Today’s key points are twofold: how the US dollar index moves (a soft landing supports the dollar, suppressing silver prices), and whether the Federal Reserve signals any new divergence in policy. The flow of funds in European and American markets will determine the final direction during the day.
Technical overview: The 4-hour Bollinger Bands are narrowing, prices are oscillating around the middle band, MACD green bars are converging, and KDJ is turning at low levels—indicating short-term downward momentum is waning, and a direction should be chosen. The daily chart still shows a bullish arrangement, with EMA50 providing dynamic support; the main trend remains bullish, and the correction is just a high-level pause.
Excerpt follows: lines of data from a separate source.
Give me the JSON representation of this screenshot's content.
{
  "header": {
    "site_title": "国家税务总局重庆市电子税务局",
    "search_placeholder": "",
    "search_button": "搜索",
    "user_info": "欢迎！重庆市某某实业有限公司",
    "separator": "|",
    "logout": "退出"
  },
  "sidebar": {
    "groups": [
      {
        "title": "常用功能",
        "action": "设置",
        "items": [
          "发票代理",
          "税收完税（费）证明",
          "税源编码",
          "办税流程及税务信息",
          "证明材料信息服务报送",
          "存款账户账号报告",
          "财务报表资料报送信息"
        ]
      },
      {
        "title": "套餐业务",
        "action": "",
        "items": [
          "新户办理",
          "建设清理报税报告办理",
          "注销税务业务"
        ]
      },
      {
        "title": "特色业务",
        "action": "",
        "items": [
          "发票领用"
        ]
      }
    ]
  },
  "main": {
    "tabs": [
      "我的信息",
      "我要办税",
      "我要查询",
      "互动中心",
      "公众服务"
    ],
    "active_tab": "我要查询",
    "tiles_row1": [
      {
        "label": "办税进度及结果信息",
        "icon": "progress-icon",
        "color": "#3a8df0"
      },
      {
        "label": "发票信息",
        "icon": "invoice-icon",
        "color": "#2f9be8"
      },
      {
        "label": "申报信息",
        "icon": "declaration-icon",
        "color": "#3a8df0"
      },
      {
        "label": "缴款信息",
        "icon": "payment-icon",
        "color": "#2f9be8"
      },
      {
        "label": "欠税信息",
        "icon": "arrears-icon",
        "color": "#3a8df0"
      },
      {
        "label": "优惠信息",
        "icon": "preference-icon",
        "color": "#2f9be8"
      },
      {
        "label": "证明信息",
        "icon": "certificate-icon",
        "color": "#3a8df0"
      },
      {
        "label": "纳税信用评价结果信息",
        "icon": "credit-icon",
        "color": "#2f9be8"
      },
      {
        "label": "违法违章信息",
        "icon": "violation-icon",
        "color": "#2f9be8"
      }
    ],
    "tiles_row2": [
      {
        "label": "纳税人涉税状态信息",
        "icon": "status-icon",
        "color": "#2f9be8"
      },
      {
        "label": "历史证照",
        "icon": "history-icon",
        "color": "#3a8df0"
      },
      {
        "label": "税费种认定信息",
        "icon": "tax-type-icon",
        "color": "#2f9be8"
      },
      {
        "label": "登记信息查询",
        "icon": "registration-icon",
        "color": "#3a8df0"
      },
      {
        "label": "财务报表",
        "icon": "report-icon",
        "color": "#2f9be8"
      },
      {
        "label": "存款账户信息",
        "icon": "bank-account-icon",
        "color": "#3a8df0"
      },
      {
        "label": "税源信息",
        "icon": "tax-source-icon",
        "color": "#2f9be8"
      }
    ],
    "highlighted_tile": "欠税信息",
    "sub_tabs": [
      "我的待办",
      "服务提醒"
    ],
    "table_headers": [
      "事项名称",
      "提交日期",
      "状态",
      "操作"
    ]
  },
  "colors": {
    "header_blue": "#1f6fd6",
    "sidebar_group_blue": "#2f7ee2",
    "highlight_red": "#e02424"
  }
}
**Key support**: 88.0-88.5
**Key resistance**: 92.0-92.8
**Long position strategies**
Conservative: Buy on pullback to 88.5-89.0, with stop-loss at 87.8. Targets at 91.5-92.0, and further up at 92.8-93.0.
Aggressive: If it unexpectedly dips to 86.5-87.0 (but not below 86), add a small long position with stop-loss at 85.8, same targets. This is a bet on a strong rebound from the lows.
**Short-term wave trading strategy(**
Short at 92.2-92.8, with stop-loss at 93.8. First target at 90.5-91.0, then at 89.5-90.0.
**Important reminder**: Never chase shorts below $88. The medium-term bullish pattern is clear; opening short positions at lows is a paradox of odds.
Breakout strategies: If the price effectively surpasses the new high of 93.75, immediately switch to long positions, targeting above 95; if it breaks below strong support at 86, do not rush to buy, look for shorts at 84.5-85. If silver stabilizes above 90 after the European session opens, the bullish recovery can be confirmed; conversely, if it remains below 89 during European trading, be alert for a second dip.